Statement: Applications are easy to use. The underlying technology is transparent to users, so they can concentrate on tasks at hand.

Rationale: The more a user has to understand the underlying technology, the less productive that user is. Ease-of-use is a positive incentive for use of applications. It encourages users to work within the integrated information environment instead of developing isolated systems to accomplish the task outside of the enterprise's integrated information environment. Most of the knowledge required to operate one system will be similar to others. Training is kept to a minimum, and the risk of using a system improperly is low.

Implications:

  • Applications will be required to have a common "look and feel" and support ergonomic requirements. Hence, the common look and feel standard must be designed and usability test criteria must be developed.
  • Guidelines for user interfaces should not be constrained by narrow assumptions about user location, language, systems training, or physical capability. Factors such as linguistics, customer physical infirmities (visual acuity, ability to use keyboard/mouse), and proficiency in the use of technology have broad ramifications in determining the ease-of-use of an application.
  • User facing – Faculty, Staff and Student facing applications would be a priority.

Technology Independence

Statement: Applications are independent of specific technology choices and therefore can operate on a variety of technology platforms.
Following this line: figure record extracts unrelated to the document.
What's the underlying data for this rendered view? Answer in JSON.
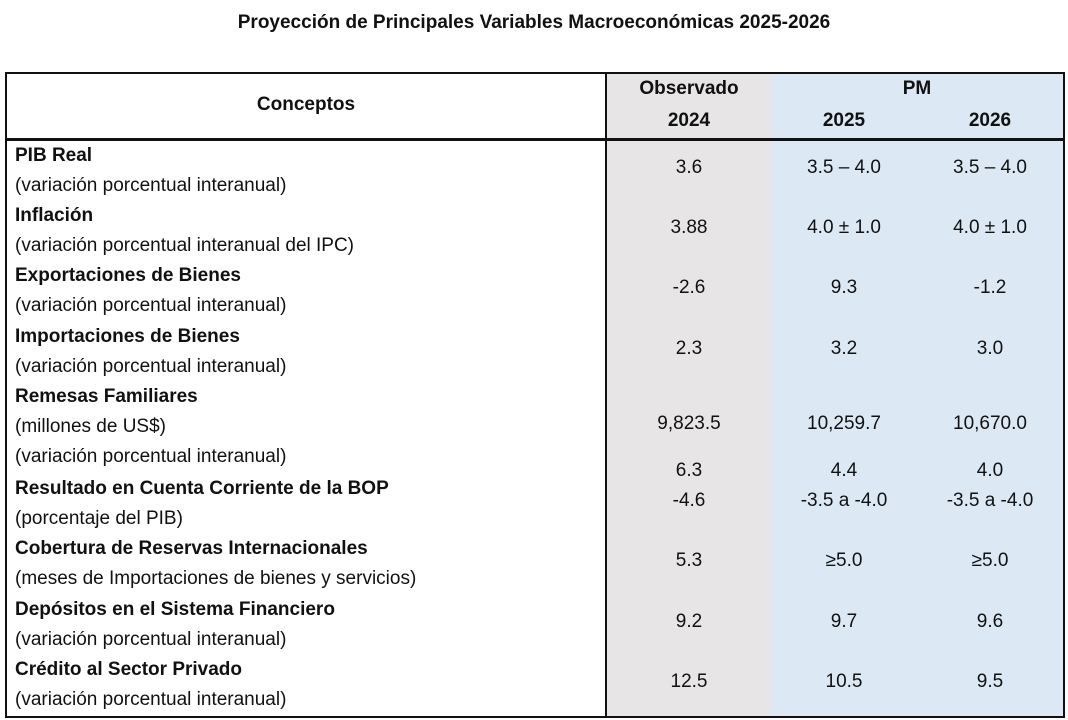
{
  "title": "Proyección de Principales Variables Macroeconómicas 2025-2026",
  "header": {
    "concepts": "Conceptos",
    "observed": "Observado",
    "observed_year": "2024",
    "pm": "PM",
    "year1": "2025",
    "year2": "2026"
  },
  "rows": [
    {
      "name": "PIB Real",
      "lines": [
        {
          "desc": "(variación porcentual interanual)",
          "values": [
            "3.6",
            "3.5 – 4.0",
            "3.5 – 4.0"
          ]
        }
      ]
    },
    {
      "name": "Inflación",
      "lines": [
        {
          "desc": "(variación porcentual interanual del IPC)",
          "values": [
            "3.88",
            "4.0 ± 1.0",
            "4.0 ± 1.0"
          ]
        }
      ]
    },
    {
      "name": "Exportaciones de Bienes",
      "lines": [
        {
          "desc": "(variación porcentual interanual)",
          "values": [
            "-2.6",
            "9.3",
            "-1.2"
          ]
        }
      ]
    },
    {
      "name": "Importaciones de Bienes",
      "lines": [
        {
          "desc": "(variación porcentual interanual)",
          "values": [
            "2.3",
            "3.2",
            "3.0"
          ]
        }
      ]
    },
    {
      "name": "Remesas Familiares",
      "lines": [
        {
          "desc": "(millones de US$)",
          "values": [
            "9,823.5",
            "10,259.7",
            "10,670.0"
          ]
        },
        {
          "desc": "(variación porcentual interanual)",
          "values": [
            "6.3",
            "4.4",
            "4.0"
          ]
        }
      ]
    },
    {
      "name": "Resultado en Cuenta Corriente de la BOP",
      "lines": [
        {
          "desc": "(porcentaje del PIB)",
          "values": [
            "-4.6",
            "-3.5 a -4.0",
            "-3.5 a -4.0"
          ]
        }
      ]
    },
    {
      "name": "Cobertura de Reservas Internacionales",
      "lines": [
        {
          "desc": "(meses de Importaciones de bienes y servicios)",
          "values": [
            "5.3",
            "≥5.0",
            "≥5.0"
          ]
        }
      ]
    },
    {
      "name": "Depósitos en el Sistema Financiero",
      "lines": [
        {
          "desc": "(variación porcentual interanual)",
          "values": [
            "9.2",
            "9.7",
            "9.6"
          ]
        }
      ]
    },
    {
      "name": "Crédito al Sector Privado",
      "lines": [
        {
          "desc": "(variación porcentual interanual)",
          "values": [
            "12.5",
            "10.5",
            "9.5"
          ]
        }
      ]
    }
  ]
}
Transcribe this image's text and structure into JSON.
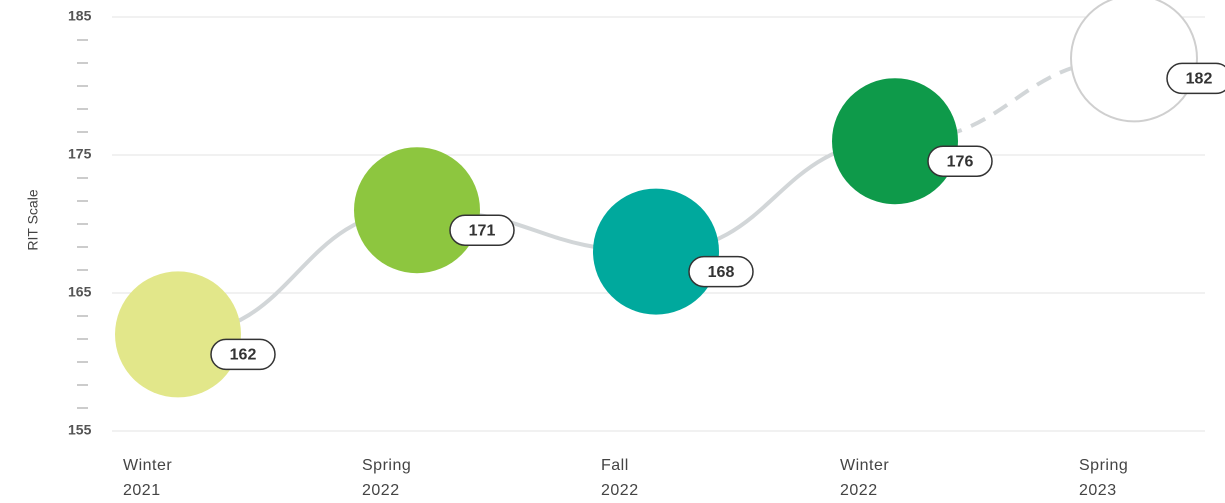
{
  "chart_data": {
    "type": "bubble-line",
    "y_label": "RIT Scale",
    "categories": [
      [
        "Winter",
        "2021"
      ],
      [
        "Spring",
        "2022"
      ],
      [
        "Fall",
        "2022"
      ],
      [
        "Winter",
        "2022"
      ],
      [
        "Spring",
        "2023"
      ]
    ],
    "values": [
      162,
      171,
      168,
      176,
      182
    ],
    "colors": [
      "#e2e78a",
      "#8dc63f",
      "#00a99d",
      "#0e9a4a",
      "#ffffff"
    ],
    "projected": [
      false,
      false,
      false,
      false,
      true
    ],
    "ylim": [
      155,
      185
    ],
    "yticks": [
      155,
      165,
      175,
      185
    ],
    "minor_ticks_per_interval": 5,
    "grid": true
  }
}
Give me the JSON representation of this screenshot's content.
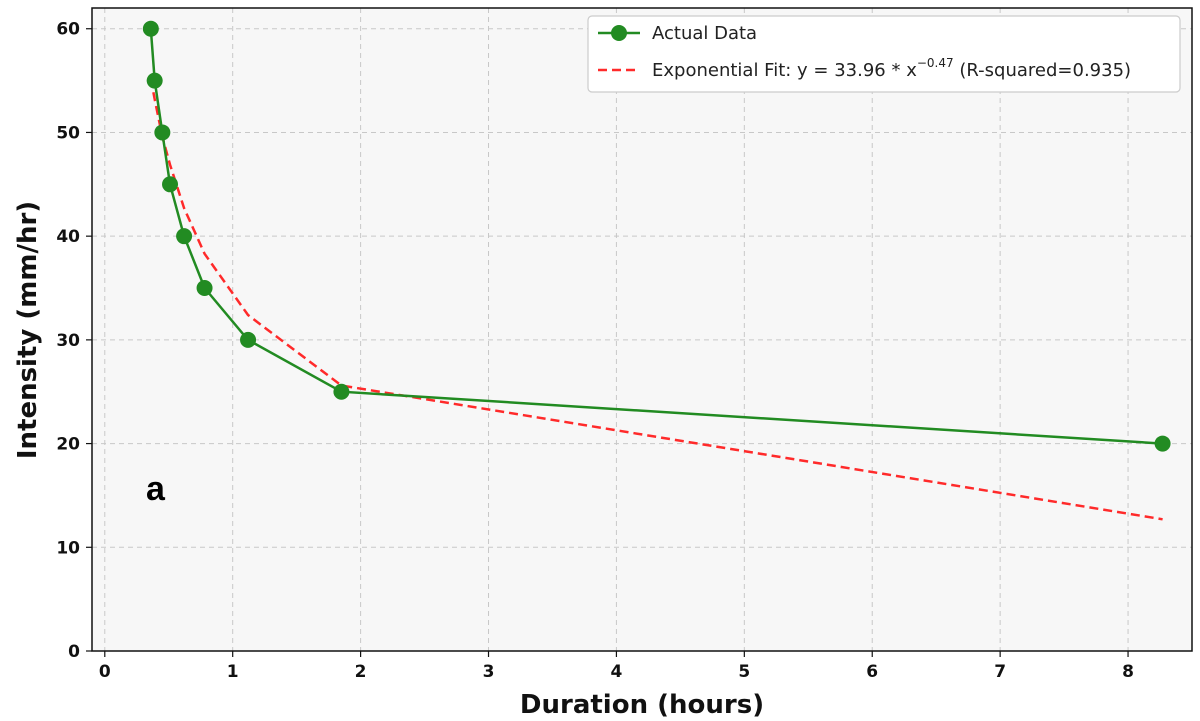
{
  "chart_data": {
    "type": "line",
    "xlabel": "Duration (hours)",
    "ylabel": "Intensity (mm/hr)",
    "xlim": [
      -0.1,
      8.5
    ],
    "ylim": [
      0,
      62
    ],
    "x_ticks": [
      0,
      1,
      2,
      3,
      4,
      5,
      6,
      7,
      8
    ],
    "y_ticks": [
      0,
      10,
      20,
      30,
      40,
      50,
      60
    ],
    "grid": true,
    "legend_position": "top-right",
    "panel_label": "a",
    "series": [
      {
        "name": "Actual Data",
        "style": "solid-line-with-markers",
        "color": "#228B22",
        "x": [
          0.36,
          0.39,
          0.45,
          0.51,
          0.62,
          0.78,
          1.12,
          1.85,
          8.27
        ],
        "y": [
          60,
          55,
          50,
          45,
          40,
          35,
          30,
          25,
          20
        ]
      },
      {
        "name": "Exponential Fit",
        "style": "dashed",
        "color": "#ff2a2a",
        "equation": "y = 33.96 * x^(−0.47)",
        "equation_prefix": "Exponential Fit: y = 33.96 * x",
        "equation_exponent": "−0.47",
        "r_squared_label": " (R-squared=0.935)",
        "x": [
          0.36,
          0.39,
          0.45,
          0.51,
          0.62,
          0.78,
          1.12,
          1.85,
          8.27
        ],
        "y": [
          55.2,
          53.2,
          49.6,
          46.9,
          42.7,
          38.3,
          32.4,
          25.6,
          12.7
        ]
      }
    ]
  }
}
Rationale: Independence of applications from the underlying technology allows applications to be developed, upgraded, and operated in the most cost-effective and timely way. Otherwise technology, which is subject to continual obsolescence and vendor dependence, becomes the driver rather than the user requirements themselves. Realizing that every decision made with respect to IT makes us dependent on that technology, the intent of this principle is to ensure that Application Software is not dependent on specific hardware/software/platform choices.

Implications:

  • This principle will require standards which support portability and interoperability.
  • For Commercial Off-The-Shelf (COTS) applications, there may be limited current choices, as many of these applications are technology and platform-dependent.
  • Application Program Interfaces (APIs) or other integration methods may need to be developed to enable applications to interoperate with applications and operating environments developed under the enterprise architecture.
  • Middleware should be used to decouple applications from specific software solutions.

Requirements-based Change

Statement: Changes to applications and technology are made only with the approval and partnership of business leaders.

Rationale: This principle will foster an atmosphere where the information environment changes in response to the needs of the business. This is to ensure that the purpose of the information support - the transaction of business - is the basis for any proposed change. Unintended effects on business due to IT changes will be minimized. A change in technology may provide an opportunity to improve the business process and, hence, change business needs.

Implications:

  • Changes in implementation will follow full examination of the proposed changes using the enterprise architecture.
  • Technical improvement or system development project effort needs the approval of a business partner.
  • Change management processes conforming to this principle will be developed and implemented.
  • The purpose of this principle is to keep us focused on business, not technology needs - responsive change is also a business need.